The 5-Minute Guide to Working with ESG Data on MongoDB
Rate this tutorial
MongoDB makes it incredibly easy to work with environmental, social, and corporate governance (ESG) data from multiple providers, analyze that data, and then visualize it.
In this quick guide, we will show you how MongoDB can:
- Move ESG data from different data sources to the document model.
- Easily incorporate new ESG source feeds to the document data model.
- Run advanced, aggregated queries on ESG data.
- Visualize ESG data.
- Manage different data types in a single document.
- Integrate geospatial data.
NOTE: An MSCI account and login is required to download the datasets linked to in this article. Dataset availability is dependent on MSCI product availability.
Our examples are drawn from real-life work with MongoDB clients in the financial services industry. Screenshots (apart from code snippets) are taken from MongoDB Compass, MongoDB’s GUI for querying, optimizing, and analyzing data.

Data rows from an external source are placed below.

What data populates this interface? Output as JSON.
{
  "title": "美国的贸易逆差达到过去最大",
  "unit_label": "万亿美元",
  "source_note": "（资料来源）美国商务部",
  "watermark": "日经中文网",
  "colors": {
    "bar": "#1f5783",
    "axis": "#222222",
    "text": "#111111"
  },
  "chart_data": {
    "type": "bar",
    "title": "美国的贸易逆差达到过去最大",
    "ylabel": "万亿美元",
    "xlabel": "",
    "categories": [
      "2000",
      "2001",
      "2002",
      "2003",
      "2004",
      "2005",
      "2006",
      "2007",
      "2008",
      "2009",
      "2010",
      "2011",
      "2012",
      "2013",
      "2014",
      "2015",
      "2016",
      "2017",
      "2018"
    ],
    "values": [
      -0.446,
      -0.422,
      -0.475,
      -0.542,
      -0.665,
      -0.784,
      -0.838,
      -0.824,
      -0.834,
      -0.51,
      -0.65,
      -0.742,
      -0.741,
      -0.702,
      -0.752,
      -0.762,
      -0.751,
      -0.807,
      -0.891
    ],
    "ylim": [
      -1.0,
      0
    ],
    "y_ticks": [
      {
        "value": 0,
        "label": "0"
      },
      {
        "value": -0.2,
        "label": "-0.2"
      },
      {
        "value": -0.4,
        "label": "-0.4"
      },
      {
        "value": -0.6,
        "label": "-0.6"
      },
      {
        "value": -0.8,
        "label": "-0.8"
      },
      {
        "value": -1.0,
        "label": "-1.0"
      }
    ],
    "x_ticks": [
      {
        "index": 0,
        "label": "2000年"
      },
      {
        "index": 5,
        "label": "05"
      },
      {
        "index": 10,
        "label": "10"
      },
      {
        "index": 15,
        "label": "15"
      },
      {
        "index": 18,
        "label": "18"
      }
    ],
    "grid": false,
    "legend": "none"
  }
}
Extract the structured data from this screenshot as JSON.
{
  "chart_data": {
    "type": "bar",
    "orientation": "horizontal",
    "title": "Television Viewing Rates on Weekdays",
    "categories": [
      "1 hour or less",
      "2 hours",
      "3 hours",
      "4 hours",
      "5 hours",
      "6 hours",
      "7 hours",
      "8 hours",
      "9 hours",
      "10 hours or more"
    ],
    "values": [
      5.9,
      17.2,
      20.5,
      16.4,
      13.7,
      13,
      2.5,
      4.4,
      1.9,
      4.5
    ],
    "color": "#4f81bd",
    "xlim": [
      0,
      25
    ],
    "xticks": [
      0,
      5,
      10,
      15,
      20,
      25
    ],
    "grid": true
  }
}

The first step is to download the MSCI dataset, and import the MSCI .csv file (Figure 1) into MongoDB.
Even though MSCI’s data is in tabular format, MongoDB’s document data model allows you to import the data directly into a database collection and apply the data types as needed.
Figure 1. Importing the data using MongoDB’s Compass GUI
With the MSCI data imported into MongoDB, we can start discovering, querying, and visualizing it.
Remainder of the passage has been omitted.